As satellite photos unquestionably prove, the torture and mass killings of civilians in Bucha, the village north of Kiev, have been committed during the weeks of Russian occupation in March 2022. International experts have been called in to investigate and provide further evidence. Further atrocities have been perpetrated in Borodyanka and Kramatorsk. Others will no doubt be discovered as the conflict unfolds.
However the official Russian explanation of the horrendous killings in Bucha is that they:
“… have been staged by the ‘Ukrainian fascists’ after the withdrawal of the honourable Russian soldiers to falsely blame them for propaganda purposes …”.
This is just good old Soviet practice: The Kremlin decides what is truth and its cronies spread it to ‘inform’ audiences at home and abroad. As observers of recent Russian military campaigns – particularly in Chechnya (1999) and Syria (since 2015) – tell us, there is nothing new in recent Russian soldiers’ activities: committing war crimes against civilians has obviously become part of their strategy to “decisively subjugate the enemy”. At the same time the political leadership practices the cover-up, denies all wrongdoings and blames the victims – Putin’s propaganda machine just continues to fabricate its own Pravda.
The question is: how long can this go on? When will Russia’s ‘jug’ break?

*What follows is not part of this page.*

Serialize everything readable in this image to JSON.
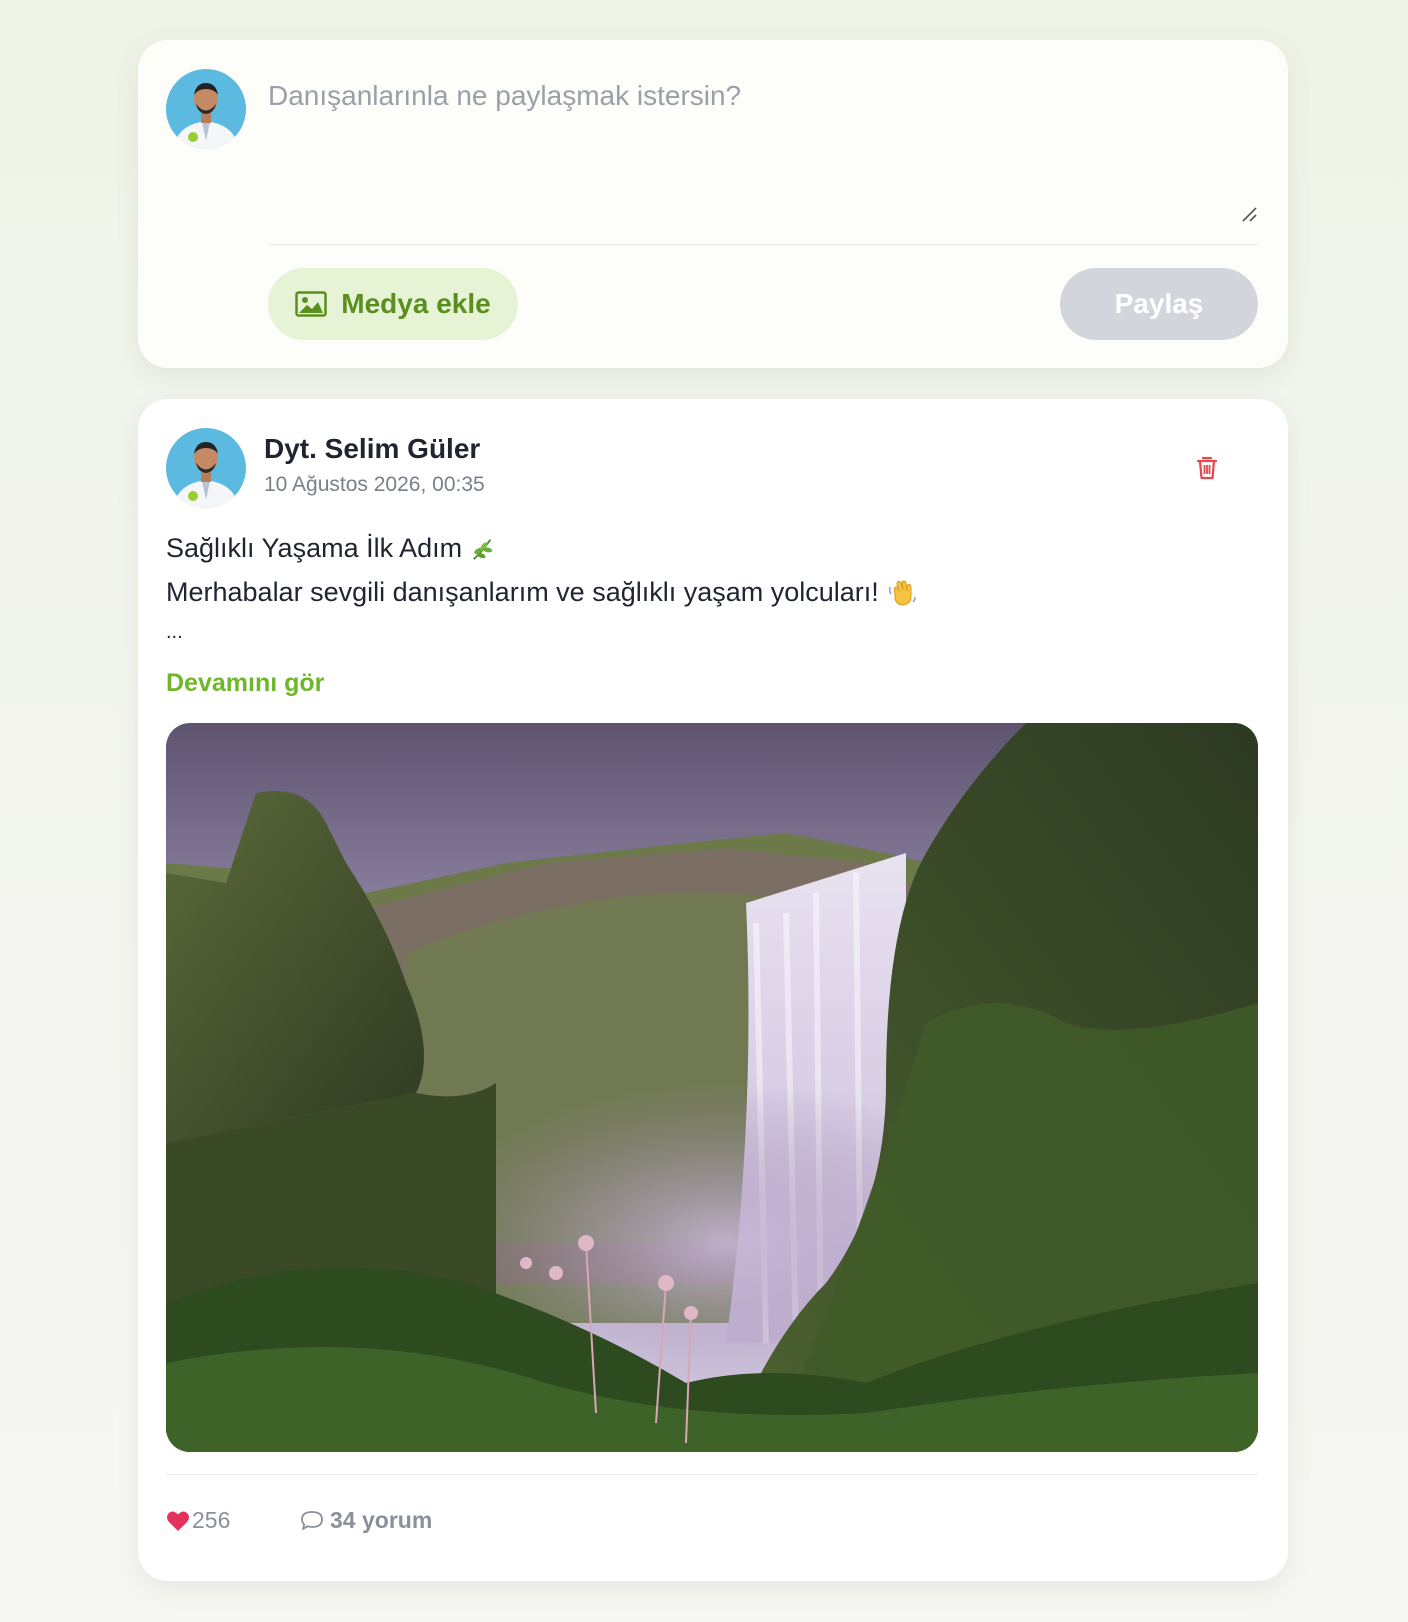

After the break-up of Yugoslavia, as Serbian troops fought in Bosnia-Hercegovina, war crimes were also committed by various sides. Remember Slobodan Milošević, President of Serbia, and the Bosnian town of Srebrenica? After NATO’s military intervention had stopped the armed conflict, Wikipedia reports that “by early 2008 the International Criminal Tribunal for the former Yugoslavia (ICTY) convicted 45 Serbs, 12 Croats, and 4 Bosniaks of war crimes with the war in Bosnia”. In 2001 Milosevich, after having lost his presidential re-election, was extradited to the ICTY to stand trial for war crimes. After five years of trial Milošević died in March 2006, before the tribunal could reach a verdict.
Could Putin face Milošević’s fate? For the time being, this seems impossible. Russia has not lost the war in Ukraine, NATO (because of Russia’s nuclear arsenal) has repeatedly declared that it will not intervene to directly confront Russian troops in Ukraine. Therefore the ‘post-Yugoslavian scenario’ cannot be repeated.
There is only one hope: the collapse of Putin’s rule at home. Don’t expect any public uprising. After 21 years of suppression of potential opponents, there is hardly any alternative group left in Russia’s society. Putin’s dictatorship will probably only end like in Soviet times – from the very top! He might die in office, like his great model, KGB chief Yuri Andropov (1914-1984), or he could be toppled like Gorbachev was in August 1991, when opponents from the Politbureau made a (failed) coup attempt, and Boris Yeltsin managed to gain power.
Contrary to the Soviet model, Putin doesn’t rely on a party. His power base is the Secret Services of which there are several. Depending on the outcome of the Ukrainian war, the military leadership might or might not play a role. In my opinion, the most probable end of Putin, if he is still alive, is a coup from the leadership of one branch of the various secret services. Most probably Putin’s successor will not bring him to an international War Crimes Tribunal. The next ruler might rather grant Putin indemnity in retirement, as Yeltsin and his family were granted.
Russia’s international reputation, however, will be tainted for many years to come.